Trustee David Miller ’72 and his wife, Carolyn, are two such donors. While attending the SMU Board of Trustees meeting in May, he learned of the need for increased scholarships to meet the offerings of other institutions. The Millers decided to respond by funding “capstone” scholarships, which can be used immediately to recruit and retain priority student prospects. The Miller scholarship gift directly resulted in highly desirable students deciding to attend SMU this fall.
“Increasing student quality isn’t only about test scores and rankings,” President R. Gerald Turner says. “Just as important, the quality of the student body supports the teaching and research conducted by faculty, as well as the interchange among students both in and out of the classroom. The right combination of students creates an academic environment that inspires excellence across campus.”
Endowed scholarships provide critical resources that support SMU’s efforts to recruit top students. However, at a time when the University’s endowment is providing fewer dollars because of the economic downturn, gifts that support annually funded scholarships can provide an essential bridge for students who might not otherwise be able to attend the University.
Increasing scholarship resources is a key goal of The Second Century Campaign and strengthens SMU’s ability to recruit the best and brightest. Record numbers of prospective students have applied to SMU in recent years, reflecting the growing awareness of SMU’s quality and offerings. And SMU has proven that investment in scholarships and student recruitment and retention strengthens the University’s ability to compete nationally for these brilliant and creative young minds.

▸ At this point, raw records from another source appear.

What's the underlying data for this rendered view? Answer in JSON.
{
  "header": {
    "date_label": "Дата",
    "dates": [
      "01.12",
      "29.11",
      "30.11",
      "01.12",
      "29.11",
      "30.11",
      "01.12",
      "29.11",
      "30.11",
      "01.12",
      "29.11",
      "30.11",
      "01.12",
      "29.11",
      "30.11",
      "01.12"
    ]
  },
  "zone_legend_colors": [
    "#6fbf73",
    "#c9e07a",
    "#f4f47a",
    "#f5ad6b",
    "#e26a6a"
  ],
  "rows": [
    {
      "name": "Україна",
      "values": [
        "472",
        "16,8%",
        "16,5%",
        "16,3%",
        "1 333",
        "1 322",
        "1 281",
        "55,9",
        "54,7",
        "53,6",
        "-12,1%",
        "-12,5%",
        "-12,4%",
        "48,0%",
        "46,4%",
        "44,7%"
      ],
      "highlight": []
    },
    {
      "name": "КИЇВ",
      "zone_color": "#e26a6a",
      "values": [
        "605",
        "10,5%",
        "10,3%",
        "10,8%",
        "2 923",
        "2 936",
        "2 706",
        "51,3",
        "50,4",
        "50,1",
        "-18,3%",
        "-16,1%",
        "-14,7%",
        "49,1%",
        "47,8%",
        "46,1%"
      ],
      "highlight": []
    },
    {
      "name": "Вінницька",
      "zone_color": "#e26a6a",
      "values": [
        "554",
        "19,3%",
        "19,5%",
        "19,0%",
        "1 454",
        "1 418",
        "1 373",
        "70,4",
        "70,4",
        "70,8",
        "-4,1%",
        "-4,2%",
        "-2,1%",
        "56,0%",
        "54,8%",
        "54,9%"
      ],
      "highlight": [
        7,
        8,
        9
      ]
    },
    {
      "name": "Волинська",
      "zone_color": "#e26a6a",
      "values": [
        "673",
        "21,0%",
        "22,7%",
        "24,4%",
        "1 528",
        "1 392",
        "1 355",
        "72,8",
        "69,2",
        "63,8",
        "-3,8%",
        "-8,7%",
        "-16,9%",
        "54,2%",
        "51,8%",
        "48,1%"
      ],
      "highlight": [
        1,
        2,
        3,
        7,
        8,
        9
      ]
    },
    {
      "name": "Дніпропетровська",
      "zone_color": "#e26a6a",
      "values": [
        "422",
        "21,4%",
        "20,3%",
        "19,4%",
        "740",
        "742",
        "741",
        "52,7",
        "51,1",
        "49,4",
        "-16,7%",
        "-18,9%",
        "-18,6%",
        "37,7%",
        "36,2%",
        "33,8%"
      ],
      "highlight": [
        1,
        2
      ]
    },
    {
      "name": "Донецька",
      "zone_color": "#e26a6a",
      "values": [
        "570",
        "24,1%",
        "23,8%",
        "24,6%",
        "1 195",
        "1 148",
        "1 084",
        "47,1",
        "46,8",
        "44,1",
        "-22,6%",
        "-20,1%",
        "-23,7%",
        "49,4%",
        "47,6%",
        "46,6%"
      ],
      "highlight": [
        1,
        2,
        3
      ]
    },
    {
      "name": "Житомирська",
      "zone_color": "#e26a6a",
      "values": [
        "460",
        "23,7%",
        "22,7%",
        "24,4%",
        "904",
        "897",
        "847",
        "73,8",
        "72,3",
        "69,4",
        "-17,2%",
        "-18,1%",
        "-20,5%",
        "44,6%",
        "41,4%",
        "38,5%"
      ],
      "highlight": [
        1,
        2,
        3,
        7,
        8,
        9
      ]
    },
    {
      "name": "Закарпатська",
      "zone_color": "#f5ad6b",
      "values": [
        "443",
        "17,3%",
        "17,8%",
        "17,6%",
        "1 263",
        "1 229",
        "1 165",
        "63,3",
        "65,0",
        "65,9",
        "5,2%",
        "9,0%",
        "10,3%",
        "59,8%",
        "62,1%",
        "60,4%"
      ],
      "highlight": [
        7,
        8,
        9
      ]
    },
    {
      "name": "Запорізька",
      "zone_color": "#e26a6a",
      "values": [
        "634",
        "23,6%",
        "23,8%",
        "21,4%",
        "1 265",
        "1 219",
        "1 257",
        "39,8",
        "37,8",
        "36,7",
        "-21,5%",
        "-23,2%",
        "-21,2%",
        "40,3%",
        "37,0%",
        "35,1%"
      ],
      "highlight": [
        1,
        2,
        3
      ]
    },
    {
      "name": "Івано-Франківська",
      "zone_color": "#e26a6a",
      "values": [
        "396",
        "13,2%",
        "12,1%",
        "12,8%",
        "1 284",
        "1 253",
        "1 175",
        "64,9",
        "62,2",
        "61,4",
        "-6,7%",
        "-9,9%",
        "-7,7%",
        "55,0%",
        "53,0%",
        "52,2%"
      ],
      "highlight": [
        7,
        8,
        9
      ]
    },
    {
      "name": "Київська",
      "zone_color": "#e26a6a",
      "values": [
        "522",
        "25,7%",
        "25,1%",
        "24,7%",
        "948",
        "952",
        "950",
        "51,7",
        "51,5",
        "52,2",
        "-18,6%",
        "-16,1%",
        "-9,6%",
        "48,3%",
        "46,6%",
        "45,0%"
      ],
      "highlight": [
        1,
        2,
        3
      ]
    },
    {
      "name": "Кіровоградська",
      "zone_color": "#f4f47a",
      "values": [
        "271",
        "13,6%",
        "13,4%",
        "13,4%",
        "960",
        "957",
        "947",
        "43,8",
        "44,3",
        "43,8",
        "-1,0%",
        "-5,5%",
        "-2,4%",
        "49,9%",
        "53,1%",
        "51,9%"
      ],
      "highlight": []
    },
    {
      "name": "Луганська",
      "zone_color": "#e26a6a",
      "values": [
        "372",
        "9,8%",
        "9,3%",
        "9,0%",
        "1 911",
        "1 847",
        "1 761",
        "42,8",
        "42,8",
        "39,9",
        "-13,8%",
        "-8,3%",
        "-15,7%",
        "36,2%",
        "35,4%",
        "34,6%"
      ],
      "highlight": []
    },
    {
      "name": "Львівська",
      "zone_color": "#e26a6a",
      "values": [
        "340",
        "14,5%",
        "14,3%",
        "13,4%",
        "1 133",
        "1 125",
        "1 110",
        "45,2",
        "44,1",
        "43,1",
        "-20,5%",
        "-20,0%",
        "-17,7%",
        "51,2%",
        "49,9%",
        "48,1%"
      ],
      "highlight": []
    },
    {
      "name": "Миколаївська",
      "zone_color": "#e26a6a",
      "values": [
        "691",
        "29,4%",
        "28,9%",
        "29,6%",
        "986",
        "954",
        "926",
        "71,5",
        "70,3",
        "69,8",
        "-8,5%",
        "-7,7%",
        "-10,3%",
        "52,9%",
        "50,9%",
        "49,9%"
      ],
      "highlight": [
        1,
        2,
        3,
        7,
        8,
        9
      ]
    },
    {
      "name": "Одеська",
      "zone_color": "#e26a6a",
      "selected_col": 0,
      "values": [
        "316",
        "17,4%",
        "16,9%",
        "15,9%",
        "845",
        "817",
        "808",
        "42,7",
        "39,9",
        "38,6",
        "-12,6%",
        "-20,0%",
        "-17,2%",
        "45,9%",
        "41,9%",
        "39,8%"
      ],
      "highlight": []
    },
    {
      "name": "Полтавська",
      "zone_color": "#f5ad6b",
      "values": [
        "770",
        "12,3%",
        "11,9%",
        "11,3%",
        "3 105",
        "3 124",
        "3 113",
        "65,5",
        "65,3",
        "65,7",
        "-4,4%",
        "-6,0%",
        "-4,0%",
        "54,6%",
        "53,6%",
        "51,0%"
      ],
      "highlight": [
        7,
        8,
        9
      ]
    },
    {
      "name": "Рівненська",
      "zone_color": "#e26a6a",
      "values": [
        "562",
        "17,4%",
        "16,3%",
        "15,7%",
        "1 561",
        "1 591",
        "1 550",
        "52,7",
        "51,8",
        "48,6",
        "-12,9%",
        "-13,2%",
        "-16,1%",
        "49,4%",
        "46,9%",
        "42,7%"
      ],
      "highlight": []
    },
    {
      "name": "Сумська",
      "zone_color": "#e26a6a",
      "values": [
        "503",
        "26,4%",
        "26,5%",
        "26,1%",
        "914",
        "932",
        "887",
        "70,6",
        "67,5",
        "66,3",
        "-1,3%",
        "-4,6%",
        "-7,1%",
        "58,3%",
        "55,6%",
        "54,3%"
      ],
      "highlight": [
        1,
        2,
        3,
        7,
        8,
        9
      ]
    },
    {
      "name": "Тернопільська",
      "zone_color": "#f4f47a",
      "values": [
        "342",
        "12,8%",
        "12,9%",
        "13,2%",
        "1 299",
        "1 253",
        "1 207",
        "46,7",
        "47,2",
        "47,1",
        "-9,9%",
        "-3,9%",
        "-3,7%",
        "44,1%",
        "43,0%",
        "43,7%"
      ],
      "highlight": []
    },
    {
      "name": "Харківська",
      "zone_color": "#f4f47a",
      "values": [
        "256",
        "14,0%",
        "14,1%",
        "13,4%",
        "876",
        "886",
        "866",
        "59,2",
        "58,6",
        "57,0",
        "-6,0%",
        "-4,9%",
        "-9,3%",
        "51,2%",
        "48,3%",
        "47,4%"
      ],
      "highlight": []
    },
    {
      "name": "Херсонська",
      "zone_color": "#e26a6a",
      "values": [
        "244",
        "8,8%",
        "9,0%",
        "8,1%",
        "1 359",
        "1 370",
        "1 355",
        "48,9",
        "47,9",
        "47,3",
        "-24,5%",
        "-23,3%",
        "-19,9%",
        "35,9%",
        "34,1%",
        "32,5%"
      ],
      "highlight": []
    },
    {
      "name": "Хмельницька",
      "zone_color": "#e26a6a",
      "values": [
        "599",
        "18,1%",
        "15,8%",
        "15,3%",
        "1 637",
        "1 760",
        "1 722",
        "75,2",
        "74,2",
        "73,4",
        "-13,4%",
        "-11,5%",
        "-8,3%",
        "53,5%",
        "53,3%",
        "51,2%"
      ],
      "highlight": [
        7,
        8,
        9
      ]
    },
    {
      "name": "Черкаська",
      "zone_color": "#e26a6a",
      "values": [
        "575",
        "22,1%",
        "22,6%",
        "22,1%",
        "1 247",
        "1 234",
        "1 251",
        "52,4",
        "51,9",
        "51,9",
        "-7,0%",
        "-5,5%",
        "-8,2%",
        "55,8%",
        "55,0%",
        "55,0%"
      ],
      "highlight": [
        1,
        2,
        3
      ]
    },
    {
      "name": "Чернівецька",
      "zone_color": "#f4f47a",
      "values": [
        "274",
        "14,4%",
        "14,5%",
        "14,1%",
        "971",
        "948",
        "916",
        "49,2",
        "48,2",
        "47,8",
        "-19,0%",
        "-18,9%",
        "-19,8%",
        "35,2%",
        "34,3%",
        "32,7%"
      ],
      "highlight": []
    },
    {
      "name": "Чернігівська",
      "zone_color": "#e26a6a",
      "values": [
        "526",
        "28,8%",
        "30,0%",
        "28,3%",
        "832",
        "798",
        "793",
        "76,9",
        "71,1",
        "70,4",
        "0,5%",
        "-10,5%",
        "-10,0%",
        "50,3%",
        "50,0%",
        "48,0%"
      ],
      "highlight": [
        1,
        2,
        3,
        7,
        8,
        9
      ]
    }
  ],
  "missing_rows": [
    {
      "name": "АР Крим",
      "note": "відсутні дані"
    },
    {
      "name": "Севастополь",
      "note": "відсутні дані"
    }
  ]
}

In fact, the average SAT score for entering undergraduates has increased 98 points in the past decade, rising from 1144 to 1242. This puts SMU within reach of its goal of an average SAT score of 1250 next year and at least 1275 by 2015, the centennial of SMU’s opening.
Scholarship programs within specific schools, such as Cox BBA Scholars and Meadows Scholars, have strengthened SMU’s ability to recruit students to those disciplines. We must remain nimble in the new recruitment season this fall as the competition for top prospects nationwide will continue to be aggressive.
“We have proven that SMU is a highly desirable institution for our nation’s top students, and we have survived a trying recruitment year. In 2009–10 we remain vigilant and appreciative for those scholarships that can make a difference now,” says Turner.